Detenzione domiciliare, «su istanza», per i detenuti che abbiano da scontare pene residue inferiori ai 18 mesi, che non abbiano commesso reati di mafia, che non siano «delinquenti abituali, professionali o di tendenza», che non siano sottoposti a sorveglianza speciale e non abbiano procedimenti disciplinari pendenti (di qualunque peso e gravità); braccialetti elettronici, «ove disponibili» (ma non sono disponibili), per controllare ai domiciliari i condannati maggiorenni «la cui pena da eseguire non sia superiore ai sei mesi».

Licenze per i detenuti già in semilibertà, da concedere fino al 30 giugno. Sono le uniche misure contenute nel decreto legge «Cura Italia» che affrontano l’emergenza Coronavirus nelle carceri.

Il testo, così come lo ha voluto e difeso il ministro di Giustizia Alfonso Bonafede, si aggiunge alla legge 199/2010, quella dell’allora Guardasigilli Alfano bollata come «svuota carceri»; le disposizioni saranno applicate da oggi fino al 30 giugno 2020.

Nei tre articoli, stralciati e discussi fino a ieri sera, il governo giallorosso ha previsto anche uno stanziamento di 20 milioni di euro per la realizzazione di interventi urgenti di ristrutturazione delle strutture danneggiate dalle rivolte dei giorni scorsi, e altri fondi per gli straordinari della polizia penitenziaria.

Ci sono poi una serie di misure che riguardano la giustizia più in generale: la proroga fino al 15 aprile (nel precedente Dpcm era fino al 22 marzo) del rinvio delle udienze e della sospensione dei termini di durata massima delle misure cautelari e della prescrizione, nei procedimenti civili e penali su tutto il territorio nazionale; le notificazioni e le comunicazioni penali solo per via telematica; l’estensione alla magistratura onoraria delle misure simili a quelle introdotte per i lavoratori autonomi, attraverso un contributo economico pari a 600 euro mensili per un massimo di tre mesi, calcolato sulla base dell’effettivo periodo di sospensione dell’attività. Il ministro Bonafede precisa poi in una nota che, contrariamente a quanto stabilito dal Dap nella circolare di due giorni fa, i «poliziotti penitenziari venuti a contatto con contagiati, o sospetti tali, saranno esonerati dai servizi in sezione a contatto con detenuti e dalle traduzioni».

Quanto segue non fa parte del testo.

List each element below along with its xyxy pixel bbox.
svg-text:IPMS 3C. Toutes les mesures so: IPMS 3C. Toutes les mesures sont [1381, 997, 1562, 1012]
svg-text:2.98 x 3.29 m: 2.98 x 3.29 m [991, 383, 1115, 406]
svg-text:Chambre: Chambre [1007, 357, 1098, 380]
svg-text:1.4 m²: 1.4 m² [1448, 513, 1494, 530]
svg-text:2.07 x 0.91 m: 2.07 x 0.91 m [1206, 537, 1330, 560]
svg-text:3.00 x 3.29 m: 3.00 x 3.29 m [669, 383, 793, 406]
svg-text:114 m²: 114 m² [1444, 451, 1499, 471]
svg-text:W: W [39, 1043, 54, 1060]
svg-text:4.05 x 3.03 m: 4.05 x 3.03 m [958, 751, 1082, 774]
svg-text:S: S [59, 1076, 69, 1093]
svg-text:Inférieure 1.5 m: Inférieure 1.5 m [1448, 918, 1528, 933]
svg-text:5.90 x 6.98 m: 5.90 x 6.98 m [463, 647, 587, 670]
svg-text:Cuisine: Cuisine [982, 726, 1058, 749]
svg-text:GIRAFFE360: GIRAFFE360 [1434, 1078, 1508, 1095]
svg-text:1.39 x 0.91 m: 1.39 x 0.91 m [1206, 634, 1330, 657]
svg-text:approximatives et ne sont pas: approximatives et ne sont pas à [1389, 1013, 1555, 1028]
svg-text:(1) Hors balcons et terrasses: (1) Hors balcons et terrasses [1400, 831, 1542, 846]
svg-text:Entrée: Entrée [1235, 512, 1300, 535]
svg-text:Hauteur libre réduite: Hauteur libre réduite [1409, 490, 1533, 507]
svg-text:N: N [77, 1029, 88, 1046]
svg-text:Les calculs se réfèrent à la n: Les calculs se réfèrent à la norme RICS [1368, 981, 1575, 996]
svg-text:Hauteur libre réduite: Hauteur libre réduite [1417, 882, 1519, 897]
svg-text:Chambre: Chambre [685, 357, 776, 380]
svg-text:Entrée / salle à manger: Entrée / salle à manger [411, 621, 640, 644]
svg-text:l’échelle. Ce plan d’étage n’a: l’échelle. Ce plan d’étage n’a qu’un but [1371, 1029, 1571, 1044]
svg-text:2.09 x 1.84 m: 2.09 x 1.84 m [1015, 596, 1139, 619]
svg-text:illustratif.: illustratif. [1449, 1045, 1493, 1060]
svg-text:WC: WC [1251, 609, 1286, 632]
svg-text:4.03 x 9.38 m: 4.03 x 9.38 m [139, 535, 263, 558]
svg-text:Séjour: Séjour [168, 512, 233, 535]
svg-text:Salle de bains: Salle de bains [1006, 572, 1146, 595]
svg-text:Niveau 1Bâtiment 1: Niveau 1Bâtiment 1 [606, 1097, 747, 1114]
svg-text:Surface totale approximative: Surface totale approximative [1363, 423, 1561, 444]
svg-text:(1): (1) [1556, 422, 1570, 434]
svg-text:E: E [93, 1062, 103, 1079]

La magistratura di sorveglianza aveva pressato ieri il governo per ottenere «misure serie e celeri di prevenzione e di contenimento della diffusione virale» nelle carceri «nella consapevolezza della maggiore velocità del contagio negli universi concentrazionari, della mancanza strutturale degli spazi necessari all’isolamento sanitario e alla cura ospedaliera delle persone contagiate e dei rischi di rebound del contagio penitenziario sull’intero sistema nazionale e sulla salute collettiva dei cittadini».

Ma le norme varate non sembrano sufficienti al Garante nazionale dei detenuti, Mauro Palma, che dopo aver a lungo «interloquito» con il ministro per convincerlo ad intervenire sulla «detenzione domiciliare speciale, sulla liberazione anticipata e sulla conversione in domiciliare del rientro serale in Istituto nei casi di semilibertà», le ha accolte come «un primo passo limitato».

«Norme manifesto, non cambia niente – attacca Cosimo Ferri (Iv) della commissione Giustizia – Ci vuole coraggio e visione per gestire un’emergenza sanitaria anche nel settore Giustizia ed ancora di più nel settore penitenziario». E per la radicale Rita Bernardini, che chiede «amnistia per la Repubblica», l’alleggerimento del sovraffollamento con la fuoriuscita «al massimo di 3-4 mila detenuti» è «un modesto passo in avanti che non basta».